Texas abortion law upheld, bill’s author speaks on victory
AUSTIN, Texas - Senate Bill 8, known as the heartbeat bill, took effect officially on Wednesday.
Abortion providers attempted to challenge the law with the US Supreme Court, but in a 5-4 ruling, the Texas law was upheld.
"It says when a little baby has been growing inside her mother's womb and there is a heartbeat detectable, we are going to protect that life. A heartbeat is the universal sign of life," said state Sen. Bryan Hughes (R-Mineola).
A heartbeat can be detected as early as six weeks doctors say. Critics say many women may not even know they're pregnant around then. Due to lack of abortion access in Texas, some clinics in neighboring states are already noticing an influx.

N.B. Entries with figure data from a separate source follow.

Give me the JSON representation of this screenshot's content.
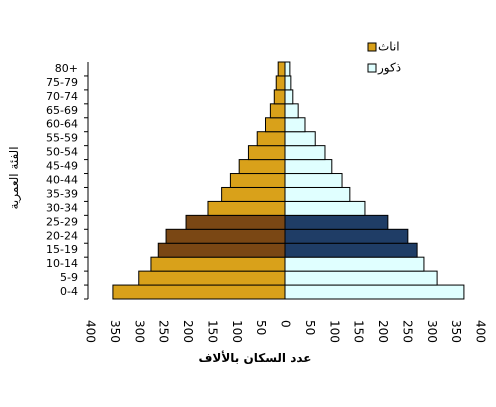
{
  "chart_data": {
    "type": "pyramid",
    "x_label": "عدد السكان بالألاف",
    "y_label": "الفئة العمرية",
    "categories": [
      "0-4",
      "5-9",
      "10-14",
      "15-19",
      "20-24",
      "25-29",
      "30-34",
      "35-39",
      "40-44",
      "45-49",
      "50-54",
      "55-59",
      "60-64",
      "65-69",
      "70-74",
      "75-79",
      "80+"
    ],
    "series": [
      {
        "name": "اناث",
        "side": "left",
        "color": "#d9a11a",
        "colors": [
          "#d9a11a",
          "#d9a11a",
          "#d9a11a",
          "#7a4714",
          "#7a4714",
          "#7a4714",
          "#d9a11a",
          "#d9a11a",
          "#d9a11a",
          "#d9a11a",
          "#d9a11a",
          "#d9a11a",
          "#d9a11a",
          "#d9a11a",
          "#d9a11a",
          "#d9a11a",
          "#d9a11a"
        ],
        "values": [
          353,
          300,
          275,
          260,
          244,
          203,
          158,
          130,
          112,
          94,
          75,
          57,
          40,
          30,
          22,
          18,
          14
        ]
      },
      {
        "name": "ذكور",
        "side": "right",
        "color": "#e0ffff",
        "colors": [
          "#e0ffff",
          "#e0ffff",
          "#e0ffff",
          "#1f3d66",
          "#1f3d66",
          "#1f3d66",
          "#e0ffff",
          "#e0ffff",
          "#e0ffff",
          "#e0ffff",
          "#e0ffff",
          "#e0ffff",
          "#e0ffff",
          "#e0ffff",
          "#e0ffff",
          "#e0ffff",
          "#e0ffff"
        ],
        "values": [
          367,
          312,
          285,
          271,
          252,
          211,
          164,
          133,
          117,
          96,
          82,
          62,
          41,
          27,
          16,
          12,
          10
        ]
      }
    ],
    "xlim": [
      0,
      400
    ],
    "xticks_left": [
      400,
      350,
      300,
      250,
      200,
      150,
      100,
      50
    ],
    "xticks_right": [
      0,
      50,
      100,
      150,
      200,
      250,
      300,
      350,
      400
    ],
    "left_tick_color": "#e00000",
    "legend": "top-right"
  }
}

"Just in the past two days in Oklahoma City we've taken around four times as many calls as we would have and about 2/3 of those have been Texas patients," said Zack Gingrich-Gaylord, communications director at Trust Women.

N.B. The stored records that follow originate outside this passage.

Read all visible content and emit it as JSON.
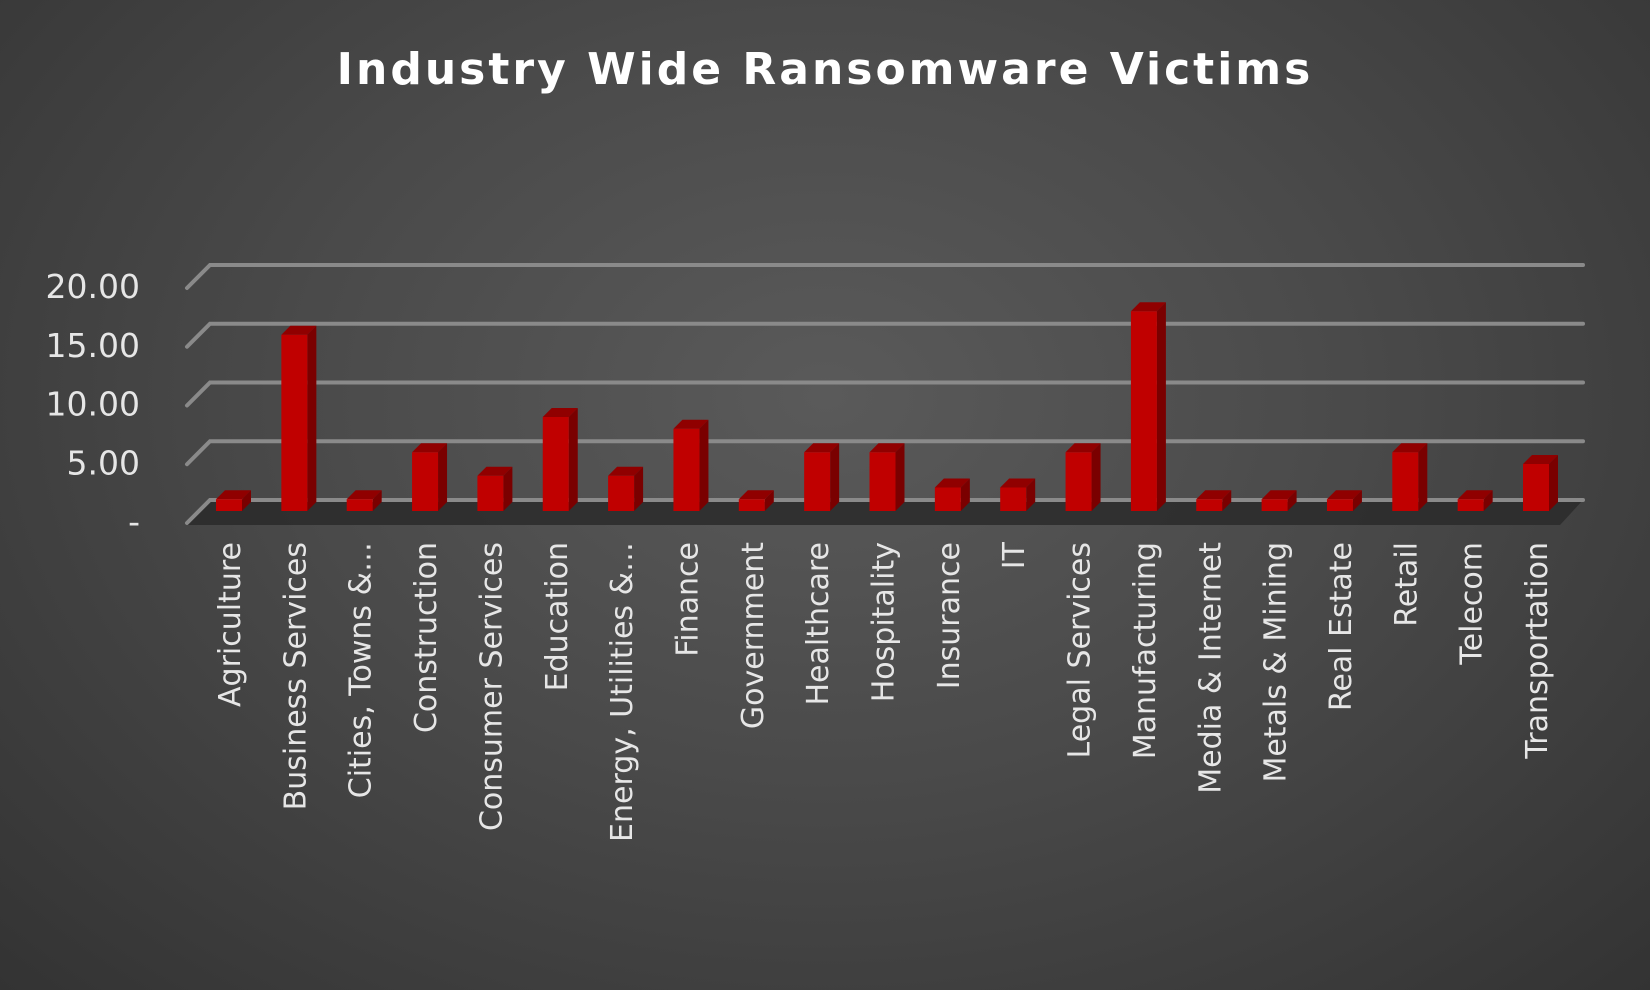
{
  "chart_data": {
    "type": "bar",
    "style": "3d-column",
    "title": "Industry Wide Ransomware Victims",
    "xlabel": "",
    "ylabel": "",
    "ylim": [
      0,
      20
    ],
    "yticks": [
      0,
      5,
      10,
      15,
      20
    ],
    "ytick_labels": [
      "-",
      "5.00",
      "10.00",
      "15.00",
      "20.00"
    ],
    "grid": true,
    "legend": "none",
    "bar_color": "#c00000",
    "categories": [
      "Agriculture",
      "Business Services",
      "Cities, Towns &…",
      "Construction",
      "Consumer Services",
      "Education",
      "Energy, Utilities &…",
      "Finance",
      "Government",
      "Healthcare",
      "Hospitality",
      "Insurance",
      "IT",
      "Legal Services",
      "Manufacturing",
      "Media & Internet",
      "Metals & Mining",
      "Real Estate",
      "Retail",
      "Telecom",
      "Transportation"
    ],
    "values": [
      1,
      15,
      1,
      5,
      3,
      8,
      3,
      7,
      1,
      5,
      5,
      2,
      2,
      5,
      17,
      1,
      1,
      1,
      5,
      1,
      4
    ]
  }
}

The clinic said the law is punishing. "People are already driving three hours to get to the clinic. So 8-10 hours round trip, that means a lot of time they are going to be spending two days away from home," said Gingrich-Gaylord.
Protesters continue to speak out against the law at the Capitol Thursday.
"When you see something that effects your everyday health, reproductive health and betterment of your body it's a little hard not to get jumpy when they are just so frivolous with passing things so quickly," said Erin Sparkman.
They are also speaking out against its ability to deputize citizens to sue anyone helping someone get an abortion. The bill's author says the legality lies with the intent and knowledge of what that woman is going to the clinic for.
"Giving someone a ride, helping someone, encouraging someone, that's not the intent we are talking about. It has to be to do an abortion with a detected heartbeat. It's highly unlikely that someone giving you a ride is going to know all those things," said Hughes.